La hendidura de la montaña se había vuelto tan estrecha que los dos hombres, cogidos de la mano, podían tocar las paredes laterales. No se veía ya más que una raya de cielo, no se oía más que el ruido del agua; hubiérase dicho uno de esos ignotos retiros donde los poetas latinos escondían a las ninfas antiguas. A Christiane le parecía que acababa de profanar la habitación de un hada.

Paul Brétigny no decía nada. Gontran exclamó:

—¡Qué bonito quedaría aquí una mujer rubia y sonrosada bañándose en esta agua!

Volvieron sobre sus pasos. Por los dos primeros gradenes bajaron con bastante facilidad, pero Christiane se asustó ante el tercero, pues era alto y recto, sin peldaños visibles.

Brétigny se deslizó roca abajo, luego le tendió ambos brazos y le dijo:

—¡Salte!

No se atrevió. No porque le diera miedo caerse, sino porque le daba miedo él, sobre todo sus ojos.
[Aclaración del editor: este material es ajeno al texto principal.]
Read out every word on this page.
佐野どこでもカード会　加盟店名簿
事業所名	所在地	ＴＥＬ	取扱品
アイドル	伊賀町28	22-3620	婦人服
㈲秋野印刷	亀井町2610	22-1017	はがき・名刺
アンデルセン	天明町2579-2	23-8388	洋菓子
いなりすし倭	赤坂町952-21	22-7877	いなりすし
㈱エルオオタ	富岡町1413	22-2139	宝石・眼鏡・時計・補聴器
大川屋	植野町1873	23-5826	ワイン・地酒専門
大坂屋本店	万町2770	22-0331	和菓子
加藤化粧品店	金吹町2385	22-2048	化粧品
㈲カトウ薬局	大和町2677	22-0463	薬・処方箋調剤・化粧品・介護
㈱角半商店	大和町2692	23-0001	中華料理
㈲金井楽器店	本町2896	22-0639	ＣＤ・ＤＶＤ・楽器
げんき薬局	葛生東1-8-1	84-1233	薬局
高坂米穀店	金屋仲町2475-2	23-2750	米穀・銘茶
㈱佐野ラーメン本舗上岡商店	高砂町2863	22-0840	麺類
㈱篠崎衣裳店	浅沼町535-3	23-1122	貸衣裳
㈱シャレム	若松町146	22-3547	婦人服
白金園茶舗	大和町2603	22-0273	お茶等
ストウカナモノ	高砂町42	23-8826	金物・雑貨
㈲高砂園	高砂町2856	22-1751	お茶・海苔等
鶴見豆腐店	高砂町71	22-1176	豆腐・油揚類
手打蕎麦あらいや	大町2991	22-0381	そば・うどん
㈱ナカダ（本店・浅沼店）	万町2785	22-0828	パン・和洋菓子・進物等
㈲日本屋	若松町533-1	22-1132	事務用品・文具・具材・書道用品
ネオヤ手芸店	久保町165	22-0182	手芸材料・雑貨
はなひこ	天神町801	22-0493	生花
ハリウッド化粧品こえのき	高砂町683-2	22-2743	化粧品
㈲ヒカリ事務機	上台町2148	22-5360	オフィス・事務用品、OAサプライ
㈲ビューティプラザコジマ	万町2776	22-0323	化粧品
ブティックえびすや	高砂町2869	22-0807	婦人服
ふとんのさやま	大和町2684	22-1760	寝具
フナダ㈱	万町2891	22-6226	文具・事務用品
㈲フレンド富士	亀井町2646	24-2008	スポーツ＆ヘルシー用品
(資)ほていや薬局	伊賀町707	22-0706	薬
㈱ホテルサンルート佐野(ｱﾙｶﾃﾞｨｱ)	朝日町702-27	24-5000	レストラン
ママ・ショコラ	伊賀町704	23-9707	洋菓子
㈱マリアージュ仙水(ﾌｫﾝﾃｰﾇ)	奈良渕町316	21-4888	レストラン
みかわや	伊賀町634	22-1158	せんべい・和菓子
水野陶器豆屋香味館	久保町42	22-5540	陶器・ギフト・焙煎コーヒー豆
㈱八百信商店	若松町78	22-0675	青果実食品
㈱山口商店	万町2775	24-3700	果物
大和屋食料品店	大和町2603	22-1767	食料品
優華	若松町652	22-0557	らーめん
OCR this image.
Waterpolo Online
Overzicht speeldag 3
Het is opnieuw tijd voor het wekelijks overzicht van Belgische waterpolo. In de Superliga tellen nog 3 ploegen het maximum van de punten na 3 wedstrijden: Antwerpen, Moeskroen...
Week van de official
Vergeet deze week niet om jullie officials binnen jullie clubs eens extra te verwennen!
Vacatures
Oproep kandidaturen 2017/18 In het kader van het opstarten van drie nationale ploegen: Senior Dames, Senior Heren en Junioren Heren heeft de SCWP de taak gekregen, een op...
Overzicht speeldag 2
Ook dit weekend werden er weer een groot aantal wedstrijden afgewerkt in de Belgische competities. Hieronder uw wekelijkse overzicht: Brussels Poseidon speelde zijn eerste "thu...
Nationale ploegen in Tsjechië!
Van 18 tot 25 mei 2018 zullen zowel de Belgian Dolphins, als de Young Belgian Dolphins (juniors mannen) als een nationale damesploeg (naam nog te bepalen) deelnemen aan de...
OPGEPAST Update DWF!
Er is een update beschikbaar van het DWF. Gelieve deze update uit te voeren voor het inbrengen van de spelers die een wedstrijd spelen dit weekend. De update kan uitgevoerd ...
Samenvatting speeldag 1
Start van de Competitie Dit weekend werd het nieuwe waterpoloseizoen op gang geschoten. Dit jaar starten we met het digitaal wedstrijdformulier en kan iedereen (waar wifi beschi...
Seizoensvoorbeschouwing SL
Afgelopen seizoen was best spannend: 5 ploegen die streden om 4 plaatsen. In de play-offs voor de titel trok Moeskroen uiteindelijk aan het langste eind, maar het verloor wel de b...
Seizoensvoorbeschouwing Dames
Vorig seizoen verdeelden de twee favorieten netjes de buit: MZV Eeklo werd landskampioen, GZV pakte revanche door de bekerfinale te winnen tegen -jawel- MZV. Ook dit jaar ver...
La miraba con una avidez de animal hambriento, con una pasión que se había tornado feroz; y las dos manos abiertas que alargaba hacia ella la atraían de forma tan imperiosa que, de pronto, se sintió espantada y notó un vehemente deseo de lanzar alaridos, de salir huyendo, de trepar por la montaña a pico para escapar de aquella irresistible llamada.

Su hermano, de pie detrás de ella, exclamó: «¡Venga, salta!», y le dio un empujón. Al sentirse caer, cerró los ojos, y, al rodearla un abrazo fuerte y suave, rozó entero, sin verlo, el fornido cuerpo del joven, cuyo jadeante y cálido aliento le dio en el rostro.

Luego se encontró de pie, sonriendo ahora que ya se le había pasado aquel terror, mientras Gontran bajaba a su vez.

Aquella emoción la volvió prudente y, durante unos cuantos días, tuvo buen cuidado de no quedarse a solas con Brétigny, que ahora parecía dar vueltas a su alrededor como el lobo de las fábulas en torno a una oveja.

Pero estaba programada una excursión larga. Iban a llevarse la comida en el landó de seis plazas para ir a cenar con las hermanas Oriol a la orilla del pequeño lago de Tazenat, que por allí llaman el
gour
de Tazenat, y volver de noche, con el claro de luna.